If you come across a FileNotFoundError, it is likely due to an installation issue. Make sure you do not have any locally installed Python modules that could conflict with the ones installed in the virtual environment. You can uninstall them by following these steps:

  1. Open a new PowerShell terminal and ensure that no virtual environment is active.
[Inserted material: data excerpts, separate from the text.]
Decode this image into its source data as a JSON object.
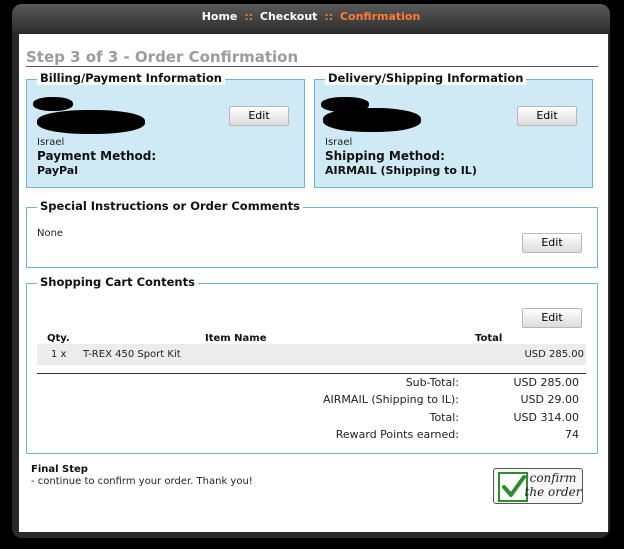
{
  "breadcrumb": {
    "home": "Home",
    "sep1": "::",
    "checkout": "Checkout",
    "sep2": "::",
    "confirmation": "Confirmation"
  },
  "step_title": "Step 3 of 3 - Order Confirmation",
  "billing": {
    "legend": "Billing/Payment Information",
    "edit_label": "Edit",
    "country": "Israel",
    "method_heading": "Payment Method:",
    "method_value": "PayPal"
  },
  "delivery": {
    "legend": "Delivery/Shipping Information",
    "edit_label": "Edit",
    "country": "Israel",
    "method_heading": "Shipping Method:",
    "method_value": "AIRMAIL (Shipping to IL)"
  },
  "comments": {
    "legend": "Special Instructions or Order Comments",
    "value": "None",
    "edit_label": "Edit"
  },
  "cart": {
    "legend": "Shopping Cart Contents",
    "edit_label": "Edit",
    "columns": {
      "qty": "Qty.",
      "item": "Item Name",
      "total": "Total"
    },
    "items": [
      {
        "qty": "1 x",
        "name": "T-REX 450 Sport Kit",
        "total": "USD 285.00"
      }
    ],
    "totals": {
      "subtotal_label": "Sub-Total:",
      "subtotal_value": "USD 285.00",
      "shipping_label": "AIRMAIL (Shipping to IL):",
      "shipping_value": "USD 29.00",
      "total_label": "Total:",
      "total_value": "USD 314.00",
      "points_label": "Reward Points earned:",
      "points_value": "74"
    }
  },
  "final_step": {
    "heading": "Final Step",
    "text": "- continue to confirm your order. Thank you!"
  },
  "confirm_button": {
    "line1": "confirm",
    "line2": "the order",
    "icon": "checkmark-icon"
  },
  "colors": {
    "accent_orange": "#ff7a33",
    "box_border": "#6bb5d6",
    "box_fill": "#cfeaf4",
    "check_green": "#2e8b2e"
  }
}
  2. Run the following commands to create a backup file of your locally installed pip packages and then uninstall them:

    pip freeze > uninstall.txt
    pip uninstall -r uninstall.txt

    After uninstalling the local packages, redo the installation steps within the kohya_ss virtual environment.

Change History

  • 2023/06/26 (v21.7.16)
    • Improve runpod installation
    • Add release info to GUI
    • Sunc with sd-script repo
    • Backrev bitsandbytes 0.39.1 on Linux to 0.35.0 because it was giving bad results
  • 2023/06/25 (v21.7.15)
    • Improve runpod installation
  • 2023/06/24 (v21.7.14)
    • To address training errors caused by the global revert of bitsandbytes-windows for Windows users, I recommend the following steps:

Delete the venv folder. Execute the setup.bat file by running .\setup.bat

By following these instructions, Windows users can effectively undo the problematic bitsandbytes module and resolve the training errors.

  • 2023/06/24 (v21.7.13)
    • Emergency fix for accelerate version that was bumped for other platforms than windows torch 2
  • 2023/06/24 (v21.7.12)
    • Significantly improved the setup process on all platforms
    • Better support for runpod
  • 2023/06/23 (v21.7.11)
  • This is a significant update to how setup work across different platform. It might be causing issues... especially for linux env like runpod. If you encounter problems please report them in the issues so I can try to address them. You can revert to the previous release with git checkout v21.7.10

The setup solution is now much more modulat and will simplify requirements support across different environments... hoping this will make it easier to run on different OS.

  • 2023/06/19 (v21.7.10)
  • Quick fix for linux GUI startup where it would try to install darwin requirements on top of linux. Ugly fix but work. Hopefulle some linux user will improve via a PR.